Crime rates skyrocketed and a new breed of Officer policed the streets, snatching up the homeless. We don’t know where they took them, but we suspected they weren’t going to a shelter. The Officers began searching foreclosed homes and removing “freeloading” families. The majority of our neighbors, in our once-safe Santa Monica community, either left everything behind and went to Emergency Crisis Camps, or the police removed them. They never returned. Since animals weren’t permitted in the camps, the police started a campaign to put down any pets left behind.

“They won’t hurt you, Rags, I promise. I’ll run to the canyons before I let anyone put you to sleep.” I had rescued the scruffy white terrier mix when I was ten years old, and she was my best friend. She rescued me during those dark days, and I promised to never let her out of my sight.
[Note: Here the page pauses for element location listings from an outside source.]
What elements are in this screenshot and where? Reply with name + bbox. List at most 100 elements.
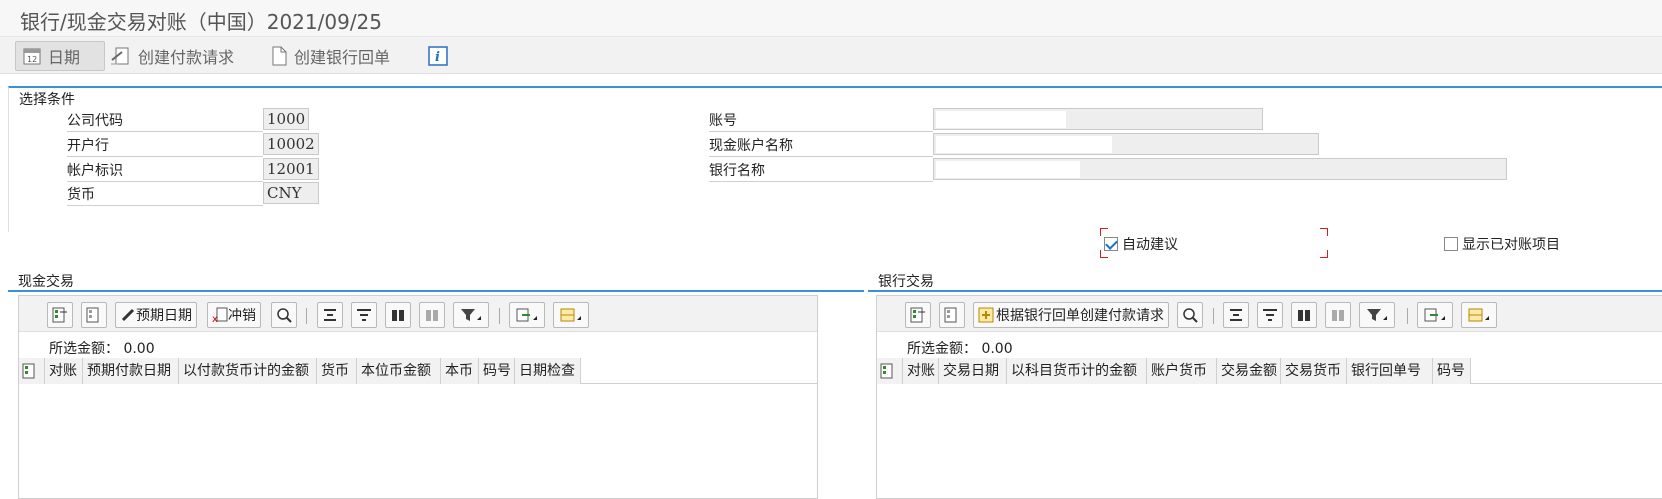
create-bank-receipt-label: 创建银行回单	[294, 48, 391, 67]
create-payment-request-button[interactable]: 创建付款请求	[110, 41, 234, 71]
toolbar-separator	[1213, 308, 1214, 324]
deselect-all-button[interactable]	[81, 302, 107, 328]
export-icon	[516, 308, 537, 322]
deselect-all-button[interactable]	[939, 302, 965, 328]
deselect-all-icon	[86, 307, 99, 323]
reverse-label: 冲销	[228, 308, 256, 324]
sort-descending-button[interactable]	[1257, 302, 1283, 328]
export-button[interactable]	[509, 302, 545, 328]
column-header[interactable]: 预期付款日期	[83, 358, 179, 384]
reverse-document-icon: x	[212, 307, 228, 323]
binoculars-plus-icon	[1332, 310, 1344, 321]
select-all-button[interactable]	[905, 302, 931, 328]
layout-button[interactable]	[553, 302, 589, 328]
currency-label: 货币	[67, 187, 95, 203]
binoculars-plus-icon	[426, 310, 438, 321]
sort-ascending-icon	[1230, 309, 1242, 321]
column-header[interactable]: 本币	[441, 358, 479, 384]
column-header[interactable]: 对账	[45, 358, 83, 384]
column-header[interactable]: 账户货币	[1147, 358, 1217, 384]
info-button[interactable]: i	[428, 41, 454, 71]
toolbar-separator	[306, 308, 307, 324]
select-all-icon	[910, 307, 925, 323]
create-bank-receipt-button[interactable]: 创建银行回单	[270, 41, 390, 71]
cash-account-name-label: 现金账户名称	[709, 138, 793, 154]
auto-suggest-checkbox[interactable]: 自动建议	[1104, 234, 1178, 254]
filter-icon	[1367, 309, 1387, 321]
auto-suggest-label: 自动建议	[1122, 237, 1178, 253]
label-underline	[709, 156, 933, 157]
column-header[interactable]: 交易金额	[1217, 358, 1281, 384]
column-header[interactable]: 以科目货币计的金额	[1007, 358, 1147, 384]
company-code-field[interactable]: 1000	[263, 108, 309, 130]
sort-descending-icon	[357, 309, 371, 321]
bank-selected-amount: 所选金额： 0.00	[907, 338, 1013, 358]
column-select-all-button[interactable]	[19, 358, 45, 384]
select-all-icon	[52, 307, 67, 323]
sort-descending-icon	[1263, 309, 1277, 321]
account-number-label: 账号	[709, 113, 737, 129]
show-reconciled-checkbox[interactable]: 显示已对账项目	[1444, 234, 1560, 254]
svg-text:i: i	[435, 50, 440, 65]
layout-button[interactable]	[1461, 302, 1497, 328]
label-underline	[709, 131, 933, 132]
column-header[interactable]: 码号	[1433, 358, 1471, 384]
select-all-button[interactable]	[47, 302, 73, 328]
layout-icon	[560, 308, 581, 322]
find-button[interactable]	[385, 302, 411, 328]
expected-date-button[interactable]: 预期日期	[115, 302, 197, 328]
sort-ascending-button[interactable]	[317, 302, 343, 328]
selected-amount-value: 0.00	[981, 341, 1013, 357]
find-button[interactable]	[1291, 302, 1317, 328]
magnifier-icon	[1183, 308, 1198, 323]
sort-descending-button[interactable]	[351, 302, 377, 328]
export-button[interactable]	[1417, 302, 1453, 328]
label-underline	[67, 131, 263, 132]
find-next-button[interactable]	[419, 302, 445, 328]
filter-button[interactable]	[1359, 302, 1395, 328]
focus-corner-icon	[1320, 228, 1328, 236]
svg-text:x: x	[212, 314, 218, 323]
column-header[interactable]: 码号	[479, 358, 515, 384]
bank-transactions-grid: 根据银行回单创建付款请求 所选金额： 0.00 对账 交易日期 以科目货币计的金…	[876, 295, 1662, 499]
details-button[interactable]	[271, 302, 297, 328]
details-button[interactable]	[1177, 302, 1203, 328]
column-header[interactable]: 交易日期	[939, 358, 1007, 384]
selected-amount-label: 所选金额：	[49, 341, 119, 357]
binoculars-icon	[1298, 310, 1310, 321]
bank-name-label: 银行名称	[709, 163, 765, 179]
account-number-field[interactable]	[933, 108, 1263, 130]
cash-transactions-grid: 预期日期 x 冲销 所选金额： 0.00 对账 预期付款日期 以付款货币计的金额 …	[18, 295, 818, 499]
company-code-label: 公司代码	[67, 113, 123, 129]
account-id-field[interactable]: 12001	[263, 158, 319, 180]
create-document-icon	[978, 307, 994, 323]
expected-date-label: 预期日期	[136, 308, 192, 324]
create-payment-from-receipt-button[interactable]: 根据银行回单创建付款请求	[973, 302, 1169, 328]
reverse-button[interactable]: x 冲销	[207, 302, 261, 328]
deselect-all-icon	[944, 307, 957, 323]
column-header[interactable]: 交易货币	[1281, 358, 1347, 384]
cash-selected-amount: 所选金额： 0.00	[49, 338, 155, 358]
masked-value	[936, 111, 1066, 128]
label-underline	[67, 156, 263, 157]
bank-name-field[interactable]	[933, 158, 1507, 180]
house-bank-field[interactable]: 10002	[263, 133, 319, 155]
column-header[interactable]: 日期检查	[515, 358, 581, 384]
cash-account-name-field[interactable]	[933, 133, 1319, 155]
column-header[interactable]: 以付款货币计的金额	[179, 358, 317, 384]
sort-ascending-button[interactable]	[1223, 302, 1249, 328]
column-header[interactable]: 货币	[317, 358, 357, 384]
create-payment-request-label: 创建付款请求	[138, 48, 235, 67]
filter-button[interactable]	[453, 302, 489, 328]
document-icon	[272, 46, 287, 66]
date-button[interactable]: 12 日期	[15, 41, 105, 71]
pencil-icon	[121, 308, 135, 322]
column-header[interactable]: 对账	[903, 358, 939, 384]
currency-field[interactable]: CNY	[263, 182, 319, 204]
column-header[interactable]: 银行回单号	[1347, 358, 1433, 384]
selected-amount-label: 所选金额：	[907, 341, 977, 357]
bank-transactions-header: 银行交易	[868, 270, 1662, 292]
column-select-all-button[interactable]	[877, 358, 903, 384]
find-next-button[interactable]	[1325, 302, 1351, 328]
column-header[interactable]: 本位币金额	[357, 358, 441, 384]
The Planners instituted a new security protocol: delete all records of historical and current information. They worked non-stop to retract and destroy everything from the Internet by blowing up servers. They burned down local libraries, universities and the Library of Congress. We became the non-information age; except for the media channel I couldn’t stand watching. We stopped relying on the news reports. Dad used his outlawed ham radio and discovered an underground radio station airing on pirated frequencies. The angry voices streaming into our home reported the gritty details about the treachery being inflicted by our corrupt government. They informed us of the latest regions under attack, and the fires. We learned about a new strand of a deadly airborne virus spreading so rapidly the pharmaceutical companies couldn’t provide vaccines fast enough. Health officials visited homes to give inoculations. The day they arrived at our house, Mom and I were out pilfering nearby houses for food and supplies. Not long after their visit, my sister and Dad got deathly ill. Just like the underground radio station warned. The Planners created the vaccines to infect us. Hundreds of millions of Americans died. The death toll rose to unfathomable heights. And then it hit our home.